Irem is a political scientist, filmmaker and a doctoral student in Anthropology at University of California, Davis. As a little explorer, she participated in academia, audiovisual storytelling, and civil society work with oppressed people in the Middle East, Africa, Europe, the Americas, and Asia. She produced works on memory, migration, cultural heritage, decolonization, and political conflicts in the East Mediterranean. Her debut ethnographic short film Tuning Into The Verge (2019), looking at the general elections  in Greece from the viewpoint of a Kurdish refugee who’s been living there for almost four decades, was screened in various film festivals in Europe, the United States, and Turkey. After another ethnographic research on cultural resistance through performance art  in Palestine, her current doctoral research is on the same lines among Arabic speaking communities but this time in Antakya (Antioch) Turkey, which happens to be her birthplace. 


Project Abstract:

“If you’re in a hurry, what’s your business in Datça?” is a local proverb in the southwestern peninsula of Anatolia. It looks like a slightly melted crayon, held horizontally. Its connection to the mainland is about two kilometers wide. Its westernmost tip hosts a Greek ancient city called Knidos, which divides the Aegean Sea and the Southern Mediterranean. Locals, some of whom distinct themselves from the rest of the country with a kind of a pride which sheds a light on sociopolitical cleavages that the nation-state has been experiencing in the last century, talk about three B’s in Datça: Bal (Honey), Badem (Almond), Balık (Fish). Beehives are under threat given the recent wildfires in the region, almond producers suffer from a lyme disease - which can be cured with a chemical anti-pesticide but beekeepers think it’s a terrible idea as it might kill their bees), and fish is almost non-existent due to the malpractice of fishing several decades back.

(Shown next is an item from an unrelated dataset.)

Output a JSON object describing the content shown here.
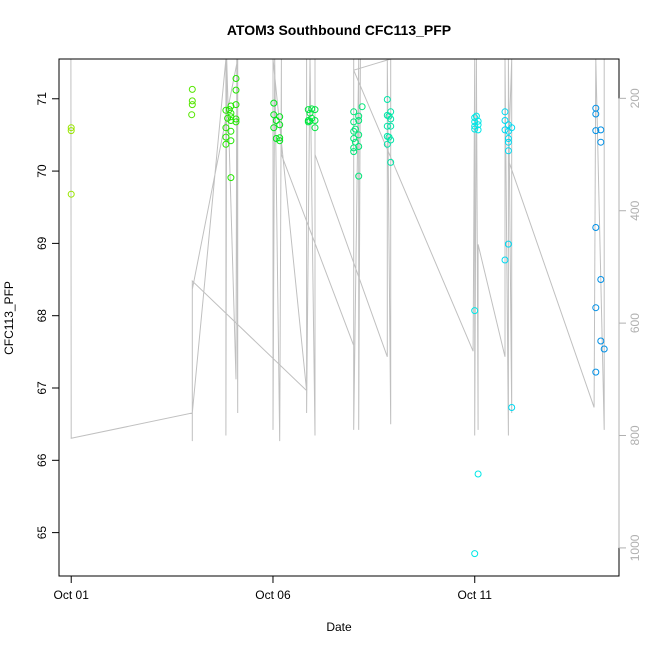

The peninsula is a home to hundreds of endemic fauna and flora species, used to host more. Incredible amount of infrastructure issues, as well as water shortage is suffered by its human and other-than-human inhabitants. Some of its boars have already left their wildlife habitat and live as nuclear


families in green parts of residential areas. Locals are engaged in activism against privatization of certain territories, which hold a significant historical and ecological value, also against excessive tourism activities. This project aims to capture a glimpse of the challenges that the laid-back and cheerful culture of Datça has been experiencing due to the recent ecological and capitalist crises, which are extremely intertwined.